District heating networks (DHNs) are critical infrastructure prone to physical failures such as leakage-related faults, which cause significant energy and financial losses. Traditional physics-based monitoring methods are computationally expensive and require the continual recalibration of complex mathematical models, while standard data-driven approaches often fail due to the scarcity of real-world sensor data. This study addresses these challenges by proposing a topology-aware graph neural network (GNN) architecture for fault localization. The methodology follows a two-stage process: first, a graph attention-based architecture is designed and optimized using a synthetic dataset to effectively capture multi-step neighborhood dependencies. Second, the model is adapted and evaluated on a physically simulated dataset of a real urban DHN, comprising 187 nodes and 42,570 operational states.
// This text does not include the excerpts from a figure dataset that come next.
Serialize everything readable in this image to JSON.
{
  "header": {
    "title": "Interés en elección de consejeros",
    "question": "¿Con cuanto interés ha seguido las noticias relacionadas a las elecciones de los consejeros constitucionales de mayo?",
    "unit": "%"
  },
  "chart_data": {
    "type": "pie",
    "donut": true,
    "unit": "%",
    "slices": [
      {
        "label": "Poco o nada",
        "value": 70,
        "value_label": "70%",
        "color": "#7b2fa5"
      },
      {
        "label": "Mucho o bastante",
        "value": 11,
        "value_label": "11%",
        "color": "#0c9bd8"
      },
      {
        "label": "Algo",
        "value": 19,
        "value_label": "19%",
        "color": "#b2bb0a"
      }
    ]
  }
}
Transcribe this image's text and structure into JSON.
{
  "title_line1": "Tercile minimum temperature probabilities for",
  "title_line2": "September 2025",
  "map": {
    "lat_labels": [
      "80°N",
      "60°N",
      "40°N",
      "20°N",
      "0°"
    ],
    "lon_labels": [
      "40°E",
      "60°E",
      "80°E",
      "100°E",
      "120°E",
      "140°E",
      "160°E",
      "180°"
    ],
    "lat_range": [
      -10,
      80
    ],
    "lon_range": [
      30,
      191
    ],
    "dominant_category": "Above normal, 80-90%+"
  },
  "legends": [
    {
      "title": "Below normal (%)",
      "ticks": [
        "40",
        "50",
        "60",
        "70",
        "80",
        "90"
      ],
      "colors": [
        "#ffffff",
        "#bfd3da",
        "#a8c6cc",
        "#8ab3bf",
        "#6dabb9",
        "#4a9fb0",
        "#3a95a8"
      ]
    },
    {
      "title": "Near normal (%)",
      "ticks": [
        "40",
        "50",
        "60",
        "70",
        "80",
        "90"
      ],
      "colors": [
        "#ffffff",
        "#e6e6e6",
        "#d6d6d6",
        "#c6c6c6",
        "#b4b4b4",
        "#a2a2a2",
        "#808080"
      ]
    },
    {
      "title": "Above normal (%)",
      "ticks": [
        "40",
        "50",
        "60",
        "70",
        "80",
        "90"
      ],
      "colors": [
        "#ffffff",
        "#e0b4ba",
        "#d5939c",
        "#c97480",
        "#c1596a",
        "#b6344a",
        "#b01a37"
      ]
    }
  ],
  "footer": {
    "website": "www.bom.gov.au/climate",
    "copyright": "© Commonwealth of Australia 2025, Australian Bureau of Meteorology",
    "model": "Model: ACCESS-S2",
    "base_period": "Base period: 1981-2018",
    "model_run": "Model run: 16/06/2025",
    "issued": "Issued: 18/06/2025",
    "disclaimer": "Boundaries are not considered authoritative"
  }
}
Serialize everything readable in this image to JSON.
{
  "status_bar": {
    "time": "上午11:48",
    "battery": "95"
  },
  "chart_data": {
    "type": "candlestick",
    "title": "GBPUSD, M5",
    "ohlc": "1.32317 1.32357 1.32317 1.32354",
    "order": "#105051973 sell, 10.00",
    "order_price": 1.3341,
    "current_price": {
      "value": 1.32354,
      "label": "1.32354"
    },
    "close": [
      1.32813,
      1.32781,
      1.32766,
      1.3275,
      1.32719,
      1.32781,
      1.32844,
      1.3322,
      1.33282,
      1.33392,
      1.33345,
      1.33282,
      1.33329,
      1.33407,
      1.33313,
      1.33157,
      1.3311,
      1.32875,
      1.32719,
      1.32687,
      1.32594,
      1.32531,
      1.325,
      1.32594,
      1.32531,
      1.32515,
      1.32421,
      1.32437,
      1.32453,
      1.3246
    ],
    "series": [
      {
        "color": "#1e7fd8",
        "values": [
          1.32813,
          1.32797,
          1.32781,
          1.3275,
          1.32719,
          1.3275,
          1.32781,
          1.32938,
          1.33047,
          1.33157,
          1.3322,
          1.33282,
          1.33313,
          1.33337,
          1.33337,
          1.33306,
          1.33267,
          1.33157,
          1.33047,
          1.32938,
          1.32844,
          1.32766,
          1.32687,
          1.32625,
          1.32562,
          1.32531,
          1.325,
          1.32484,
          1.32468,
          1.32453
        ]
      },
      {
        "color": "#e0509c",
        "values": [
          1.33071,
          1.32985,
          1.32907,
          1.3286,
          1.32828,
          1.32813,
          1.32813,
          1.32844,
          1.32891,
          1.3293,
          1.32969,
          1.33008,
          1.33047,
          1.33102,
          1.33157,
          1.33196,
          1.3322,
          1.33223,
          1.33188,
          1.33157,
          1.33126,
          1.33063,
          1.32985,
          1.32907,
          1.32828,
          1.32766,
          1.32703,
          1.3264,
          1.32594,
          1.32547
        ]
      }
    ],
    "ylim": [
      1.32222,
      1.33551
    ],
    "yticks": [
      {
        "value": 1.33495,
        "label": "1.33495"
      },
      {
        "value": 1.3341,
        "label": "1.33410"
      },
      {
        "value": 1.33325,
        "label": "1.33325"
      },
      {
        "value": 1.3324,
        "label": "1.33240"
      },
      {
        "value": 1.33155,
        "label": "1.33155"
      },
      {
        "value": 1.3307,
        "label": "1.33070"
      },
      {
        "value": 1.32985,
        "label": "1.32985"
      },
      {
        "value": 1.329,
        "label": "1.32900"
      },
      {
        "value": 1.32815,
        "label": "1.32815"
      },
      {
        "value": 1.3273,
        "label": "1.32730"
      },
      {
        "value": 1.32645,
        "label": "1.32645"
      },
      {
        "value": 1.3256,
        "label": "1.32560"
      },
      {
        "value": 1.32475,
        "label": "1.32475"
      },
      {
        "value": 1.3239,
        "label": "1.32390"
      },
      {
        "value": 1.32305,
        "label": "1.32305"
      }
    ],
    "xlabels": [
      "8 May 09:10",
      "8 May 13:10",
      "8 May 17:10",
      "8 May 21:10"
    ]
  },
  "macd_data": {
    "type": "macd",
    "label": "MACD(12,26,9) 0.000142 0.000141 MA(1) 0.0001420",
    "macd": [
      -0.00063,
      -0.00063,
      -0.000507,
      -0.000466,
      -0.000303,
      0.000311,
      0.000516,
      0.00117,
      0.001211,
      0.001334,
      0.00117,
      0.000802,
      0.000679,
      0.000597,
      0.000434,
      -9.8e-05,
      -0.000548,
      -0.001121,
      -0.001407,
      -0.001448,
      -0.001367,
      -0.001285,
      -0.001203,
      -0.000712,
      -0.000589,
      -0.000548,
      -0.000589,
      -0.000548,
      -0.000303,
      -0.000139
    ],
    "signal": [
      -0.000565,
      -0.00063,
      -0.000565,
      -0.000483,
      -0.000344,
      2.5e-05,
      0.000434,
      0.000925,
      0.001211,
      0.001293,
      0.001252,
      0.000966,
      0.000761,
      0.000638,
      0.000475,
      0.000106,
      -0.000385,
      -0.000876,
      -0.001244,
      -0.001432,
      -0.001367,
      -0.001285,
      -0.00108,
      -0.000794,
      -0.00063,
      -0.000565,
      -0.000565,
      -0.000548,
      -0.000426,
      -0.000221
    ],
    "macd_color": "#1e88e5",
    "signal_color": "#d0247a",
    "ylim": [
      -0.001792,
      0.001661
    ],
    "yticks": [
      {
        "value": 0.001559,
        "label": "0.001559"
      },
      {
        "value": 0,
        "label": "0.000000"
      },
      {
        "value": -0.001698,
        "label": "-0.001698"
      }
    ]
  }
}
The problem is formulated as a multi-class classification task across supply and return subnets. The results demonstrate high predictive performance, achieving an accuracy of 96% on the supply subnet and 91% on the return subnet. Analysis of prediction errors reveals a strong bias towards local topological mistakes, indicating the model’s ability to capture the physical propagation of disturbances. These findings highlight the efficacy of GNNs in handling sparse data and exploiting network topology for robust DHN monitoring.